Moody’s Faces Same Fate as S&P for Inflating Mortgage Securities
Published: February 3, 2015 / Author: Sputnik International commentary
Moody’s credit rating agency is headed down the same slippery slope towards federal litigation as its main peer, Standard & Poor’s (S&P), which is finalizing a $1.3 billion settlement with the Justice Department for fraudulent rating of financial instruments, experts told Sputnik.
“Like S&P, Moody issued ratings for mortgage-backed securities which turned out to be quite a bit too high, in retrospect. Hence, I suspect Moody’s will face a similar outcome as S&P,” Professor of Finance at the University of Notre Dame Paul Schultz told Sputnik on Monday.
The Justice Department has reportedly intensified its investigation of Moody’s in recent months to determine whether the firm compromised standards to win business from banking institutions in the run up to the 2008 financial collapse, the Wall Street Journal reported on Sunday. However, none of these development are hardly shocking to many, Schultz added.
“Wall Street isn’t terribly surprised that S&P and Moody’s are being indicted,” he added. “Everybody knows what happened with the highly-rated mortgage-backed securities in 2008 and 2009 and their reputation took a hit at that point.”
According to Associate Professor of Law at George Washington University, Jeffrey Manns, the United States appears to be using the S&P approach as a “test case” to then be applied against Moody’s.
“The federal government’s pending $1.37 billion settlement with Standard & Poor’s has paved the way for the government to turn its attention to similar concerns about Moody’s past conduct,” Manns explained.
Thomas O. Gorman, an attorney who specializes in financial fraud, came to the same conclusion regarding the parallels involved and expects the same outcome.
“I understand that the theories being considered by the Government are similar to those involved in S&P. Assuming the facts are similar, I would expect that the settlements will be comparable,” Gorman said.

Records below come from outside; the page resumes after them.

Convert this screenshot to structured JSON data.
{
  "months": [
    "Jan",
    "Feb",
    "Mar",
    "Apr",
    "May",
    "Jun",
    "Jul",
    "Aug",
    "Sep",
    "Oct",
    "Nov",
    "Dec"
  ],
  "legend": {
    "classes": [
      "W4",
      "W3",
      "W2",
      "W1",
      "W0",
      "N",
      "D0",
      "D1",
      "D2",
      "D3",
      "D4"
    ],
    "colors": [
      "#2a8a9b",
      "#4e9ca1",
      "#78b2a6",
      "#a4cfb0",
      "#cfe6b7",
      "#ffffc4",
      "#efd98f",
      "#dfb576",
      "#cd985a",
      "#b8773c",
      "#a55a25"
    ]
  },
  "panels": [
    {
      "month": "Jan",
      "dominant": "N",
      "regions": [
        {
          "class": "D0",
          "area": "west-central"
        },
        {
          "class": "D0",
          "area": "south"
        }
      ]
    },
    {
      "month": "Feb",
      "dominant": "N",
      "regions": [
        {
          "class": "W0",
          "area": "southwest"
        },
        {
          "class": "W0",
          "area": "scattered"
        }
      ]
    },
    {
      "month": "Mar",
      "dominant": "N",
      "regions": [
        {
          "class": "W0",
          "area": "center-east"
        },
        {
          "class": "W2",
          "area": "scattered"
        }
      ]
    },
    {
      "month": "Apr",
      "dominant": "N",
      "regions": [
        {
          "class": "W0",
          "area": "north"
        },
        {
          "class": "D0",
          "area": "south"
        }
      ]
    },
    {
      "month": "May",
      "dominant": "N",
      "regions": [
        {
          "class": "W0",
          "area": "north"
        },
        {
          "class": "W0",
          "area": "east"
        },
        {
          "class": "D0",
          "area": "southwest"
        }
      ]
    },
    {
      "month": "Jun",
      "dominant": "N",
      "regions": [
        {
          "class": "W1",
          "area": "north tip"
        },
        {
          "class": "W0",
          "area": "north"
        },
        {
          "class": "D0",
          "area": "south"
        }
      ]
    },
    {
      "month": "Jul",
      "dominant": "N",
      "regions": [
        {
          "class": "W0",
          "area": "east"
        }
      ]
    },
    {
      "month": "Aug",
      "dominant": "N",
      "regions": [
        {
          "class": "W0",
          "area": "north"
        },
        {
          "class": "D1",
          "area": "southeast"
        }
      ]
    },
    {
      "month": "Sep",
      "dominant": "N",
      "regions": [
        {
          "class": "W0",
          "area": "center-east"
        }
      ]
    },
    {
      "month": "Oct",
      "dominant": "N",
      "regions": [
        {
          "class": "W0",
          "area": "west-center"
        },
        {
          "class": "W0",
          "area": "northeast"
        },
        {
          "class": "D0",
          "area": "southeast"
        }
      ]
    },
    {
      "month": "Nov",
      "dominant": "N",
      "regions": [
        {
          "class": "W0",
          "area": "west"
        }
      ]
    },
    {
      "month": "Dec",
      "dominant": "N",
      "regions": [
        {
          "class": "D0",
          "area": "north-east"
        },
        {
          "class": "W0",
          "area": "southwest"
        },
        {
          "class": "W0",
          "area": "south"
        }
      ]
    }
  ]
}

The Department of Justice told Sputnik Monday it “has no comment” on the issue.
New York-based Moody’s is the world’s second-largest credit rating agency after Standard & Poor’s. According to the US Securities and Exchange Commission (SEC), S&P had deliberately inflated grades of risky mortgage securities, and the agency was subsequently banned from grading bonds backed by commercial mortgages for one year.